Der Oktober auf der Südhalbkugel riecht nach dem lauen Wind der Anden, der noch ein wenig die Feuchtigkeit des Winters in sich trägt. Er riecht nach dem Gin&Tonic der ersten Balkonabende mit Blick auf die Berge, nach dem Lachen neu gewonnener Freunde, nach dem Vermissen alter und nach dem Versprechen, das das Leben dir manchmal gibt: es ist alles genau so wie es sein soll.
Er riecht auch nach dem, das nicht so ist, wie es einst sein sollte. Nach dem Duft der Küsse, den vertrauten Morgenkaffees, der vietnamesischen Suppe, die wir uns teilten. Er riecht nach dem letzten Kuss, den wir uns gaben. „Wir haben so viel verloren. Ich liebe dich, immer“, sagte der Verehrer. Manchmal muss man verlieren. Manchmal muss man gehen. Manchmal trifft man sich zweimal im Leben. Manchmal nicht. So riecht der Oktober auch.
Mein Oktober riecht nach frisch gewaschener Wäsche, die auf dem Balkon trocknet, nach den bunten Farben der T-Shirts, die das Grau-in-Grau des Winters ersetzen. Er riecht nach dem dunkelroten Nagellack, jetzt kann man ja wieder die Füße zeigen oder doch jedenfalls bald. Er riecht nach den Wolken, die über die Stadt ziehen, das Meer ist nicht weit und sie zeigen in Richtung Pazifik.
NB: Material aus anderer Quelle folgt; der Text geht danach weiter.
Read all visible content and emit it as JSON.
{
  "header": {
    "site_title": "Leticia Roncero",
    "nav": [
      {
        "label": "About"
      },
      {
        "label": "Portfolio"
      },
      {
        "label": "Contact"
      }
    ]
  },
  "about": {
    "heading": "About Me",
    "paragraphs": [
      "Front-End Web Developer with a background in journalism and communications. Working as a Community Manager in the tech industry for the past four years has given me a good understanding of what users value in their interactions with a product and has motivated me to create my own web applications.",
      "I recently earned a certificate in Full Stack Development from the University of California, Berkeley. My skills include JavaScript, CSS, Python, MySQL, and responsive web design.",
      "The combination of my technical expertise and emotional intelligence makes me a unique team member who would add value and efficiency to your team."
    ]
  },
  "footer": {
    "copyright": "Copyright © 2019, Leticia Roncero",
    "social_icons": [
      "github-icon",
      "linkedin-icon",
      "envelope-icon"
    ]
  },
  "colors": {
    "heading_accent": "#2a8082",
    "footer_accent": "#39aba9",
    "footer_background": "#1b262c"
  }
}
Der Oktober riecht nach Papier und Schweiß, nach Korrekturstift und Tränen, denn die finalen Examen stehen an und die Studenten haben sich überschätzt. „Es ist zu viel, viel zu viel“, klagen sie, aber so riecht er eben, der Ernst des Lebens. In den Büros der Unternehmen stinkt es bisweilen schlimmer, sage ich mir. Der Oktober riecht nach der U-Bahn, die ich auf dem Weg zu den Behörden nehmen muss. Nach vielen Menschen, die diesen Weg jeden Tag machen. Er riecht nach Alltag.
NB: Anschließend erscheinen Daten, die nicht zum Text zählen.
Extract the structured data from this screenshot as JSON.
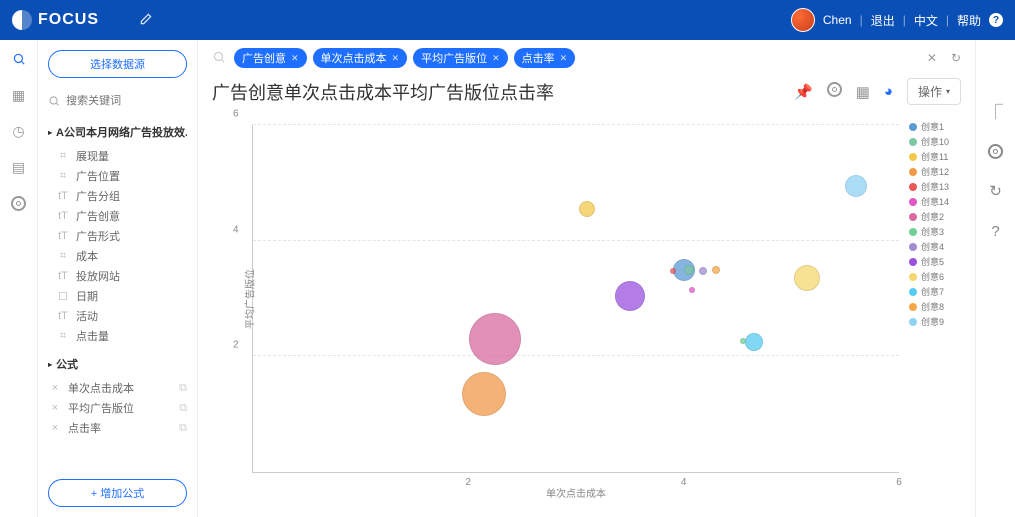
{
  "header": {
    "brand": "FOCUS",
    "user": "Chen",
    "logout": "退出",
    "lang": "中文",
    "help": "帮助"
  },
  "sidebar": {
    "select_source": "选择数据源",
    "search_placeholder": "搜索关键词",
    "tree_title": "A公司本月网络广告投放效...",
    "fields": [
      {
        "icon": "⌗",
        "label": "展现量"
      },
      {
        "icon": "⌗",
        "label": "广告位置"
      },
      {
        "icon": "tT",
        "label": "广告分组"
      },
      {
        "icon": "tT",
        "label": "广告创意"
      },
      {
        "icon": "tT",
        "label": "广告形式"
      },
      {
        "icon": "⌗",
        "label": "成本"
      },
      {
        "icon": "tT",
        "label": "投放网站"
      },
      {
        "icon": "☐",
        "label": "日期"
      },
      {
        "icon": "tT",
        "label": "活动"
      },
      {
        "icon": "⌗",
        "label": "点击量"
      }
    ],
    "formula_head": "公式",
    "formulas": [
      "单次点击成本",
      "平均广告版位",
      "点击率"
    ],
    "add_formula": "+ 增加公式"
  },
  "query": {
    "pills": [
      "广告创意",
      "单次点击成本",
      "平均广告版位",
      "点击率"
    ]
  },
  "title": {
    "chart_title": "广告创意单次点击成本平均广告版位点击率",
    "ops": "操作"
  },
  "chart_data": {
    "type": "scatter",
    "xlabel": "单次点击成本",
    "ylabel": "平均广告版位",
    "xlim": [
      0,
      6
    ],
    "ylim": [
      0,
      6
    ],
    "xticks": [
      2,
      4,
      6
    ],
    "yticks": [
      2,
      4,
      6
    ],
    "series": [
      {
        "name": "创意1",
        "color": "#5b9bd5",
        "x": 4.0,
        "y": 3.5,
        "r": 11
      },
      {
        "name": "创意10",
        "color": "#7cc7a6",
        "x": 4.05,
        "y": 3.5,
        "r": 5
      },
      {
        "name": "创意11",
        "color": "#f2c94c",
        "x": 3.1,
        "y": 4.55,
        "r": 8
      },
      {
        "name": "创意12",
        "color": "#f2994a",
        "x": 2.15,
        "y": 1.35,
        "r": 22
      },
      {
        "name": "创意13",
        "color": "#eb5757",
        "x": 3.9,
        "y": 3.48,
        "r": 3
      },
      {
        "name": "创意14",
        "color": "#e056c4",
        "x": 4.08,
        "y": 3.15,
        "r": 3
      },
      {
        "name": "创意2",
        "color": "#d96ba0",
        "x": 2.25,
        "y": 2.3,
        "r": 26
      },
      {
        "name": "创意3",
        "color": "#6fcf97",
        "x": 4.55,
        "y": 2.27,
        "r": 3
      },
      {
        "name": "创意4",
        "color": "#a18cd1",
        "x": 4.18,
        "y": 3.47,
        "r": 4
      },
      {
        "name": "创意5",
        "color": "#9b51e0",
        "x": 3.5,
        "y": 3.05,
        "r": 15
      },
      {
        "name": "创意6",
        "color": "#f5d76e",
        "x": 5.15,
        "y": 3.35,
        "r": 13
      },
      {
        "name": "创意7",
        "color": "#56ccf2",
        "x": 4.65,
        "y": 2.25,
        "r": 9
      },
      {
        "name": "创意8",
        "color": "#f7a64a",
        "x": 4.3,
        "y": 3.5,
        "r": 4
      },
      {
        "name": "创意9",
        "color": "#8fd3f4",
        "x": 5.6,
        "y": 4.95,
        "r": 11
      }
    ]
  }
}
Mein Oktober riecht nach dem Kaffee im Büro des Chefs, der dafür verantwortlich ist, dass ich so viele Behördengänge machen muss. Der Kaffee ist kein Pulverkaffee sondern frisch gemahlen, das gefällt ihm besser und mir auch. „Deine Arbeit gefällt mir, sieh zu, dass du alle Papiere beglaubigt bekommst, dann noch ein Jahr und du kannst dir die Jobs in aller Welt aussuchen, was ich für uns aber nicht hoffe“, sagt er. Der Oktober riecht nach einer Berufung, nach dem Beginn eines zweiten Berufslebens, dann eben aber mit offiziellem Titel.
Der Oktober riecht nach dem Blondiermittel, das Madlen auf einige Strähnen meines Haars aufträgt. Ich bin das erste Mal in meinem Leben ziemlich blond und es soll noch mehr werden, denn es sieht gut aus. Und die weißen Schläfen verschwinden in schmeichelnder Helle.
Ganz am Ende des Oktobers kriechen auch hier die Hexen, die Geister und die Toten hervor, sie haben gerade geduscht und fragen nach Süßem oder Sauren. Ich gebe Süßes und denke an den einen Geist, der mir dieses Leben hier ermöglicht hat. Danke, mein Liebster. Dieser Oktoberabschied ist nur für dich.
Mhmmmm!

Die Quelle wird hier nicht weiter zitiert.